「いのち」を考える

 いのちの電話協会の催しに家内とともに参加した。河瀬直美監督の『垂乳女(たらちめ)』という映画をみてそのあと彼女の講演があった。映画は彼女自身の生活のなかで育ててもらったおばあちゃんと自分、そして自らの出産体験を赤裸々に描き子供との「いのち」のつながりを表現していた。講演では、「90歳を過ぎたおばあちゃんが痴呆症になっている。子育てをしながら映画作りと取り組んでいるが、生きるとはこういうことか、家族のありがたさなどを感じる。そして生活と祈りが一体となっている奈良が好きだからこれからも奈良で映画を作っていきたい。」といろんな体験を交えながら話された。
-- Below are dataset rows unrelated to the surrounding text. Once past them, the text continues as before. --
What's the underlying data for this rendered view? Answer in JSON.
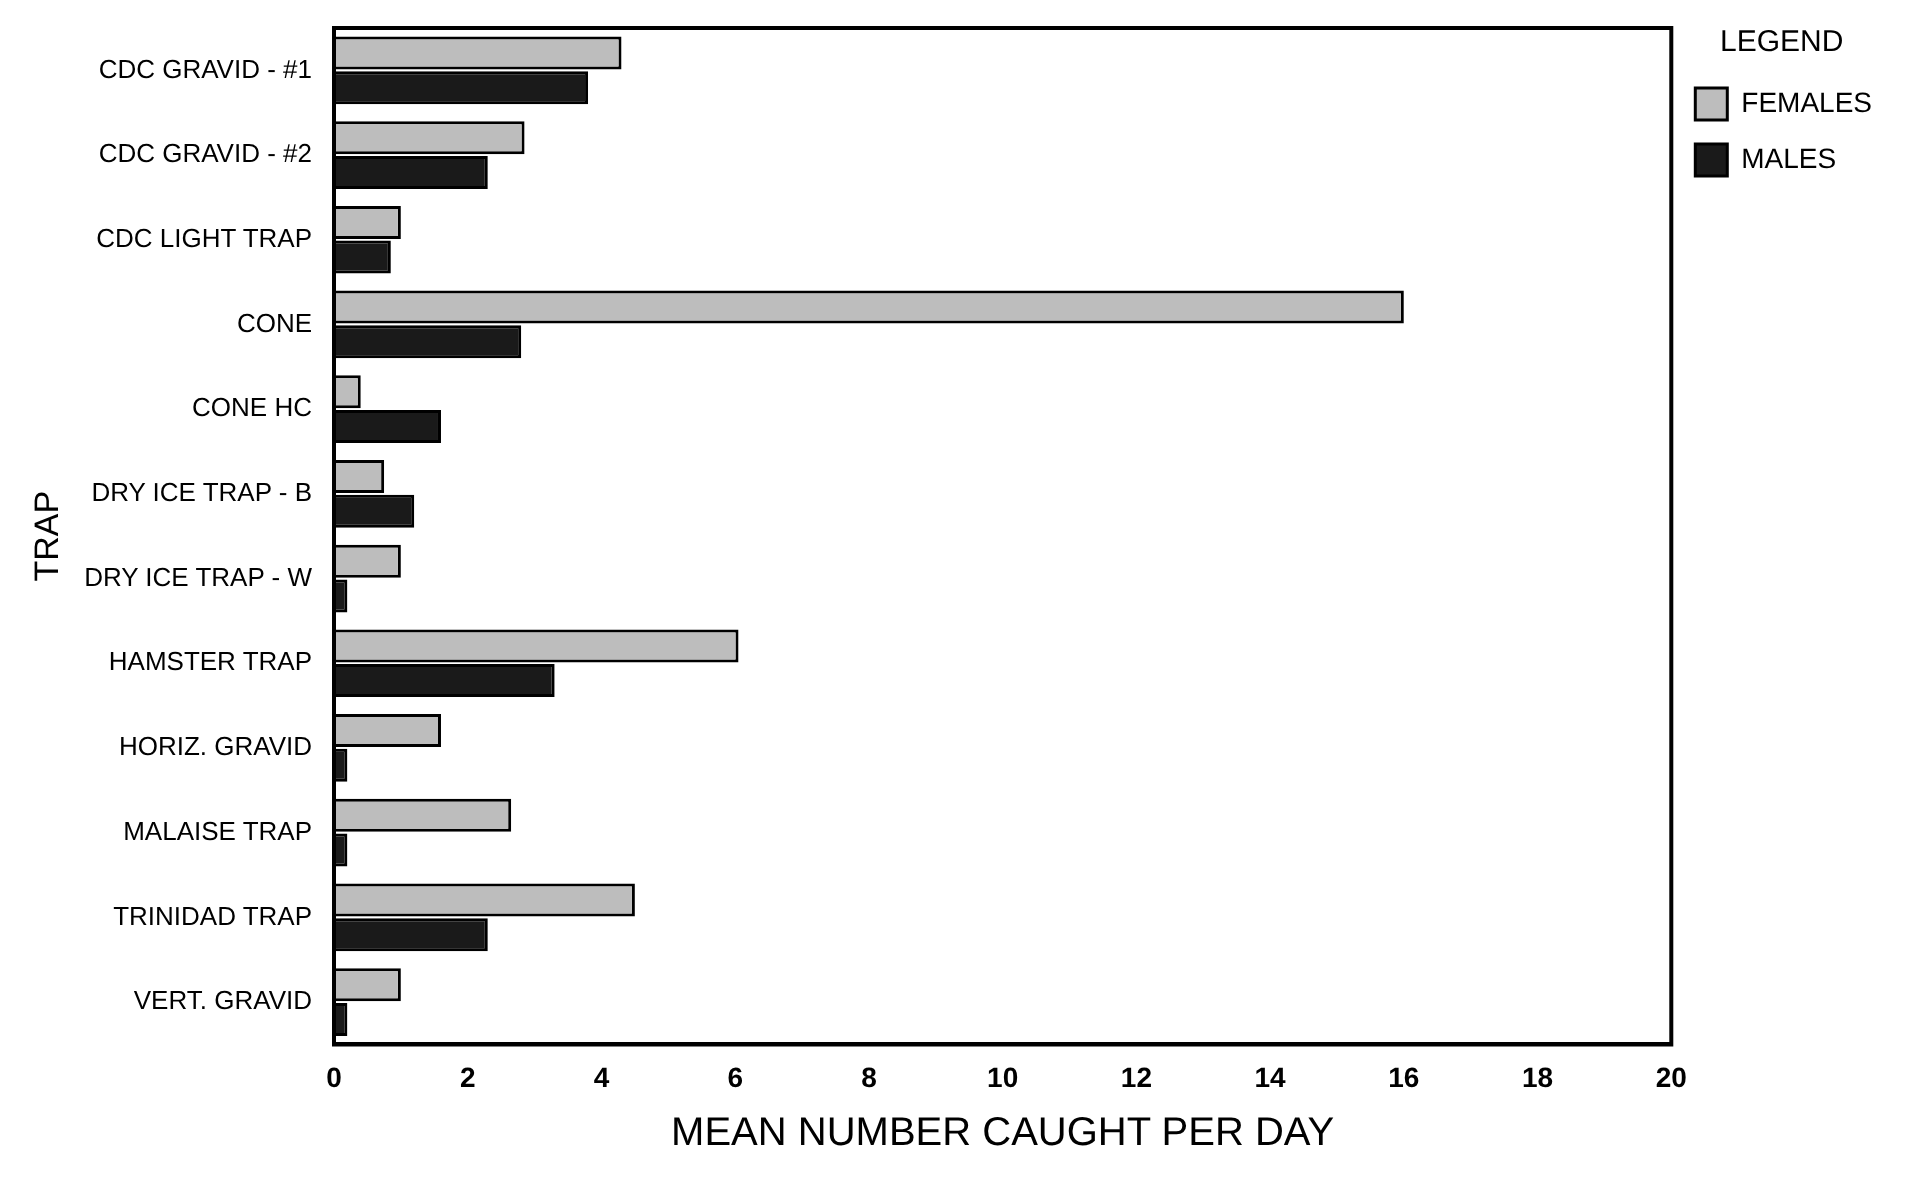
{
  "chart_data": {
    "type": "bar",
    "orientation": "horizontal",
    "categories": [
      "CDC GRAVID - #1",
      "CDC GRAVID - #2",
      "CDC LIGHT TRAP",
      "CONE",
      "CONE HC",
      "DRY ICE TRAP - B",
      "DRY ICE TRAP - W",
      "HAMSTER TRAP",
      "HORIZ. GRAVID",
      "MALAISE TRAP",
      "TRINIDAD TRAP",
      "VERT. GRAVID"
    ],
    "series": [
      {
        "name": "FEMALES",
        "color": "#bdbdbd",
        "values": [
          4.3,
          2.85,
          1.0,
          16.0,
          0.4,
          0.75,
          1.0,
          6.05,
          1.6,
          2.65,
          4.5,
          1.0
        ]
      },
      {
        "name": "MALES",
        "color": "#1a1a1a",
        "values": [
          3.8,
          2.3,
          0.85,
          2.8,
          1.6,
          1.2,
          0.2,
          3.3,
          0.2,
          0.2,
          2.3,
          0.2
        ]
      }
    ],
    "xlabel": "MEAN NUMBER CAUGHT PER DAY",
    "ylabel": "TRAP",
    "legend_title": "LEGEND",
    "xlim": [
      0,
      20
    ],
    "xticks": [
      0,
      2,
      4,
      6,
      8,
      10,
      12,
      14,
      16,
      18,
      20
    ],
    "grid": false,
    "legend": "top right"
  }
}
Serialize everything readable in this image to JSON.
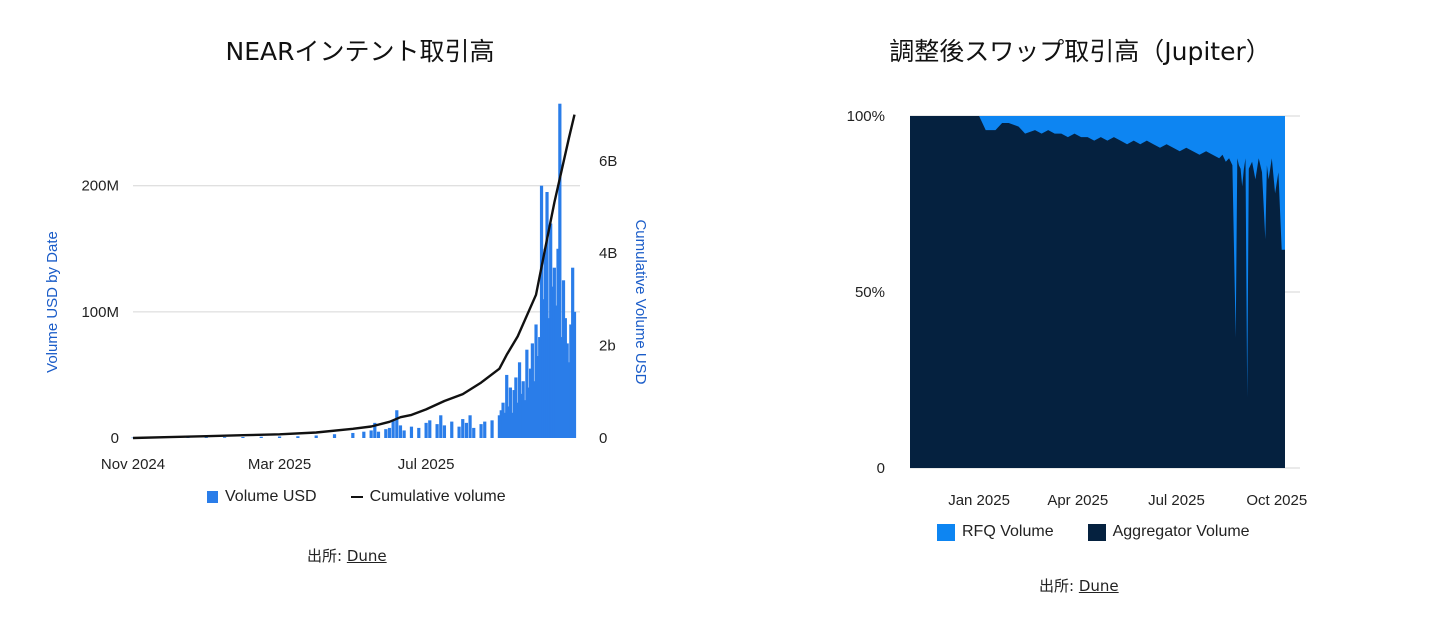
{
  "chart_data": [
    {
      "type": "bar",
      "title": "NEARインテント取引高",
      "ylabel": "Volume USD by Date",
      "y2label": "Cumulative Volume USD",
      "xlabel": "",
      "x_ticks": [
        "Nov 2024",
        "Mar 2025",
        "Jul 2025"
      ],
      "ylim": [
        0,
        260
      ],
      "y_ticks": [
        {
          "value": 0,
          "label": "0"
        },
        {
          "value": 100,
          "label": "100M"
        },
        {
          "value": 200,
          "label": "200M"
        }
      ],
      "y2lim": [
        0,
        7.1
      ],
      "y2_ticks": [
        {
          "value": 0,
          "label": "0"
        },
        {
          "value": 2,
          "label": "2b"
        },
        {
          "value": 4,
          "label": "4B"
        },
        {
          "value": 6,
          "label": "6B"
        }
      ],
      "x_range_months": [
        0,
        12.2
      ],
      "legend": [
        "Volume USD",
        "Cumulative volume"
      ],
      "series": [
        {
          "name": "Volume USD",
          "kind": "bar",
          "color": "#2a7de9",
          "points": [
            [
              0.0,
              0.3
            ],
            [
              0.5,
              0.3
            ],
            [
              1.0,
              0.4
            ],
            [
              1.5,
              0.5
            ],
            [
              2.0,
              0.5
            ],
            [
              2.5,
              0.6
            ],
            [
              3.0,
              0.8
            ],
            [
              3.5,
              1.0
            ],
            [
              4.0,
              1.2
            ],
            [
              4.5,
              1.4
            ],
            [
              5.0,
              2
            ],
            [
              5.5,
              3
            ],
            [
              6.0,
              4
            ],
            [
              6.3,
              5
            ],
            [
              6.5,
              6
            ],
            [
              6.6,
              12
            ],
            [
              6.7,
              5
            ],
            [
              6.9,
              7
            ],
            [
              7.0,
              8
            ],
            [
              7.1,
              14
            ],
            [
              7.2,
              22
            ],
            [
              7.3,
              10
            ],
            [
              7.4,
              6
            ],
            [
              7.6,
              9
            ],
            [
              7.8,
              8
            ],
            [
              8.0,
              12
            ],
            [
              8.1,
              14
            ],
            [
              8.3,
              11
            ],
            [
              8.4,
              18
            ],
            [
              8.5,
              10
            ],
            [
              8.7,
              13
            ],
            [
              8.9,
              9
            ],
            [
              9.0,
              15
            ],
            [
              9.1,
              12
            ],
            [
              9.2,
              18
            ],
            [
              9.3,
              8
            ],
            [
              9.5,
              11
            ],
            [
              9.6,
              13
            ],
            [
              9.8,
              14
            ],
            [
              10.0,
              18
            ],
            [
              10.05,
              22
            ],
            [
              10.1,
              28
            ],
            [
              10.15,
              20
            ],
            [
              10.2,
              50
            ],
            [
              10.25,
              25
            ],
            [
              10.3,
              40
            ],
            [
              10.35,
              20
            ],
            [
              10.4,
              38
            ],
            [
              10.45,
              48
            ],
            [
              10.5,
              28
            ],
            [
              10.55,
              60
            ],
            [
              10.6,
              35
            ],
            [
              10.65,
              45
            ],
            [
              10.7,
              30
            ],
            [
              10.75,
              70
            ],
            [
              10.8,
              40
            ],
            [
              10.85,
              55
            ],
            [
              10.9,
              75
            ],
            [
              10.95,
              45
            ],
            [
              11.0,
              90
            ],
            [
              11.05,
              65
            ],
            [
              11.1,
              80
            ],
            [
              11.15,
              200
            ],
            [
              11.2,
              110
            ],
            [
              11.25,
              150
            ],
            [
              11.3,
              195
            ],
            [
              11.35,
              95
            ],
            [
              11.4,
              170
            ],
            [
              11.45,
              120
            ],
            [
              11.5,
              135
            ],
            [
              11.55,
              105
            ],
            [
              11.6,
              150
            ],
            [
              11.65,
              265
            ],
            [
              11.7,
              80
            ],
            [
              11.75,
              125
            ],
            [
              11.8,
              95
            ],
            [
              11.85,
              75
            ],
            [
              11.9,
              60
            ],
            [
              11.95,
              90
            ],
            [
              12.0,
              135
            ],
            [
              12.05,
              100
            ]
          ]
        },
        {
          "name": "Cumulative volume",
          "kind": "line",
          "axis": "y2",
          "color": "#111111",
          "points": [
            [
              0,
              0
            ],
            [
              1,
              0.02
            ],
            [
              2,
              0.04
            ],
            [
              3,
              0.06
            ],
            [
              4,
              0.08
            ],
            [
              5,
              0.12
            ],
            [
              6,
              0.2
            ],
            [
              6.5,
              0.25
            ],
            [
              7,
              0.35
            ],
            [
              7.3,
              0.45
            ],
            [
              7.6,
              0.5
            ],
            [
              8,
              0.62
            ],
            [
              8.5,
              0.8
            ],
            [
              9,
              0.95
            ],
            [
              9.5,
              1.2
            ],
            [
              10,
              1.5
            ],
            [
              10.2,
              1.8
            ],
            [
              10.5,
              2.2
            ],
            [
              11,
              3.1
            ],
            [
              11.3,
              4.3
            ],
            [
              11.5,
              5.1
            ],
            [
              11.7,
              5.8
            ],
            [
              11.9,
              6.5
            ],
            [
              12.05,
              7.0
            ]
          ]
        }
      ]
    },
    {
      "type": "area",
      "stacking": "percent",
      "title": "調整後スワップ取引高（Jupiter）",
      "x_ticks": [
        "Jan 2025",
        "Apr 2025",
        "Jul 2025",
        "Oct 2025"
      ],
      "y_ticks": [
        {
          "value": 0,
          "label": "0"
        },
        {
          "value": 50,
          "label": "50%"
        },
        {
          "value": 100,
          "label": "100%"
        }
      ],
      "ylim": [
        0,
        100
      ],
      "x_range_months": [
        0,
        11.4
      ],
      "legend": [
        "RFQ Volume",
        "Aggregator Volume"
      ],
      "series": [
        {
          "name": "Aggregator Volume",
          "color": "#05213f",
          "points": [
            [
              0,
              100
            ],
            [
              2.1,
              100
            ],
            [
              2.3,
              96
            ],
            [
              2.6,
              96
            ],
            [
              2.8,
              98
            ],
            [
              3.0,
              98
            ],
            [
              3.3,
              97
            ],
            [
              3.5,
              95
            ],
            [
              3.8,
              96
            ],
            [
              4.0,
              95
            ],
            [
              4.2,
              96
            ],
            [
              4.4,
              95
            ],
            [
              4.6,
              95
            ],
            [
              4.8,
              94
            ],
            [
              5.0,
              95
            ],
            [
              5.2,
              94
            ],
            [
              5.4,
              94
            ],
            [
              5.6,
              93
            ],
            [
              5.8,
              94
            ],
            [
              6.0,
              93
            ],
            [
              6.2,
              94
            ],
            [
              6.4,
              93
            ],
            [
              6.6,
              92
            ],
            [
              6.8,
              93
            ],
            [
              7.0,
              92
            ],
            [
              7.2,
              93
            ],
            [
              7.4,
              92
            ],
            [
              7.6,
              91
            ],
            [
              7.8,
              92
            ],
            [
              8.0,
              91
            ],
            [
              8.2,
              90
            ],
            [
              8.4,
              91
            ],
            [
              8.6,
              90
            ],
            [
              8.8,
              89
            ],
            [
              9.0,
              90
            ],
            [
              9.2,
              89
            ],
            [
              9.4,
              88
            ],
            [
              9.5,
              89
            ],
            [
              9.6,
              87
            ],
            [
              9.7,
              88
            ],
            [
              9.8,
              86
            ],
            [
              9.9,
              37
            ],
            [
              9.95,
              88
            ],
            [
              10.0,
              86
            ],
            [
              10.05,
              85
            ],
            [
              10.1,
              80
            ],
            [
              10.15,
              85
            ],
            [
              10.2,
              88
            ],
            [
              10.25,
              20
            ],
            [
              10.3,
              85
            ],
            [
              10.4,
              87
            ],
            [
              10.5,
              82
            ],
            [
              10.6,
              88
            ],
            [
              10.7,
              84
            ],
            [
              10.8,
              65
            ],
            [
              10.85,
              86
            ],
            [
              10.9,
              82
            ],
            [
              11.0,
              88
            ],
            [
              11.1,
              78
            ],
            [
              11.2,
              84
            ],
            [
              11.3,
              62
            ],
            [
              11.4,
              62
            ]
          ]
        },
        {
          "name": "RFQ Volume",
          "color": "#0d85f2",
          "values_note": "remainder to 100%"
        }
      ]
    }
  ],
  "source": {
    "label": "出所:",
    "link_text": "Dune"
  },
  "colors": {
    "bar": "#2a7de9",
    "rfq": "#0d85f2",
    "aggregator": "#05213f",
    "grid": "#d6d6d6",
    "axis_label": "#1a5cc8"
  }
}
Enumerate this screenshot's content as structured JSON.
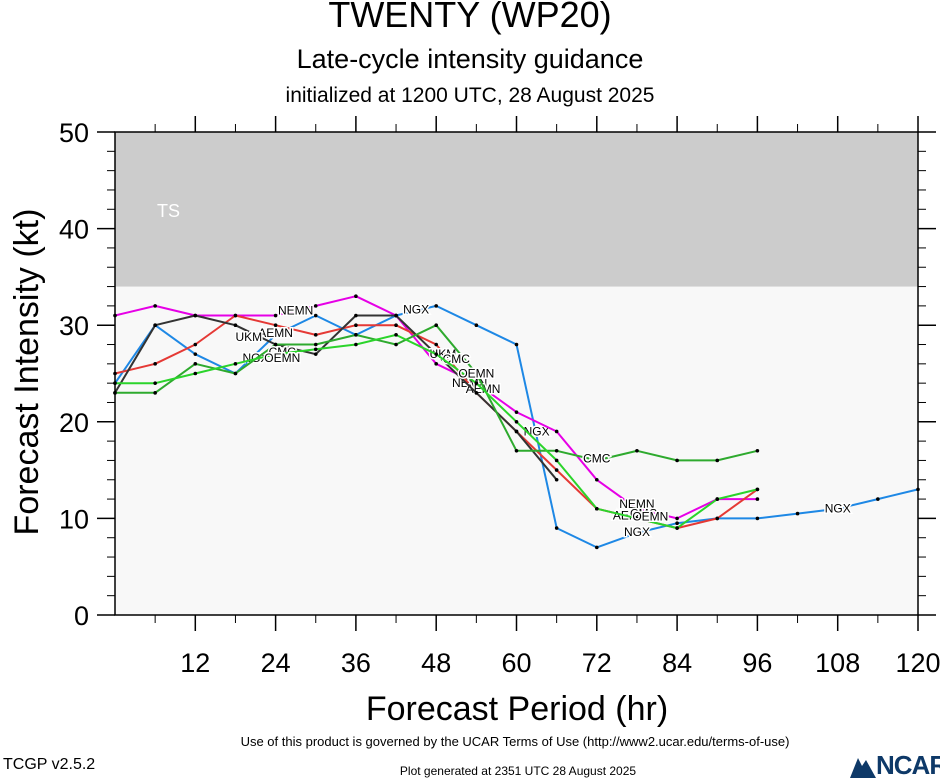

 いのちの電話協会は悩みを持っている人や死にたいと思っている人などと24時間電話を通して相談にのっておられる。実に尊い仕事、切羽詰まった人との真剣勝負のボランティアである。頭が下がる。誕生、苦楽を経験しながら続く人生、そしてやがて死を迎える。生きるとはどういうことなんだろう。何のために生まれてきたのだろう。「いのち」について考えさせられたいい催しでした。家内が帰りに一言「もっと若いひとに聞かせてやりたかったね。」